The Fresh Loaf

A Community of Amateur Bakers and Artisan Bread Enthusiasts.

Sourdough 33%wholewheat-rye.

kacy's picture
kacy

Sourdough 33%wholewheat-rye.

The prep schedule got messed up when i had to drop everything and go marketing with a friend. Ended up with the autolysed dough which was slapped and folded about 2 mins on the counter and hurriedly thrown into an oiled bowl, bagged and immediately refrigerated. Came back more than 6 hrs later and started to do the first SF. Left dough on counter and did 2nd SF an hr later then refrigerated again another 3 hrs. Shaped and couched then went into fridge again overnight. Slashed and Baked this morning after 12hrs proof. There is no magic protocol here. Just a play with time and temp. Just shows how forgiving the whole mix can be. The aroma coming from the bake was just so good. Cant wait to savour and to see the interior.
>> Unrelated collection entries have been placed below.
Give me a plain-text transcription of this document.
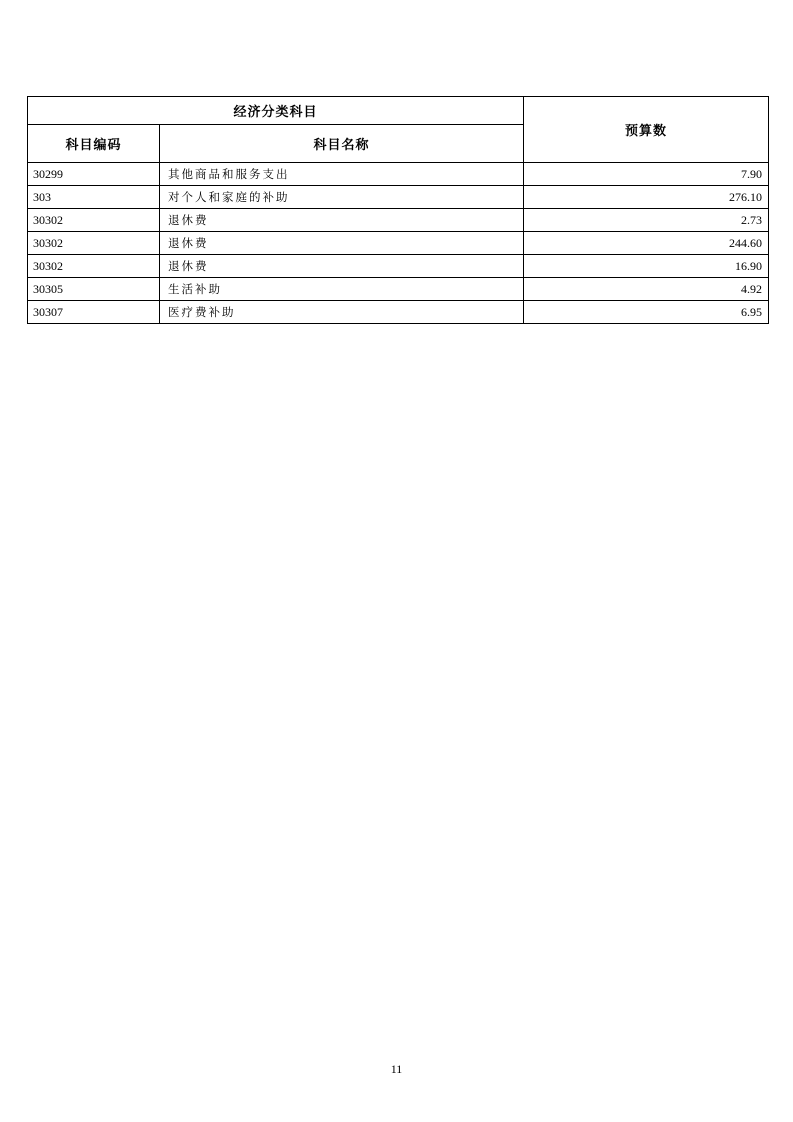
经济分类科目		预算数
科目编码	科目名称	
30299	其他商品和服务支出	7.90
303	对个人和家庭的补助	276.10
30302	退休费	2.73
30302	退休费	244.60
30302	退休费	16.90
30305	生活补助	4.92
30307	医疗费补助	6.95
11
100g starter. 200g water. 200g bread flr. 50gwholewheat. 50g rye

Happy baking everyone. May the fired up ovens keep you warm  these wintry days..

Comments

nmygarden's picture
nmygarden

Whatever happened to the schedule, you came up with a winner! Enjoy!

Cathy

dabrownman's picture
dabrownman

The saying that the fridge is your friend really ame though for you.  Tough to beat the 1:2:3 for ease and results.  Well done and happy baking

kacy's picture
kacy

Tq DA. You are always most encouraging. Us novices need that extra boost... also goes to TFL and all their comments. Such generosity in sharing.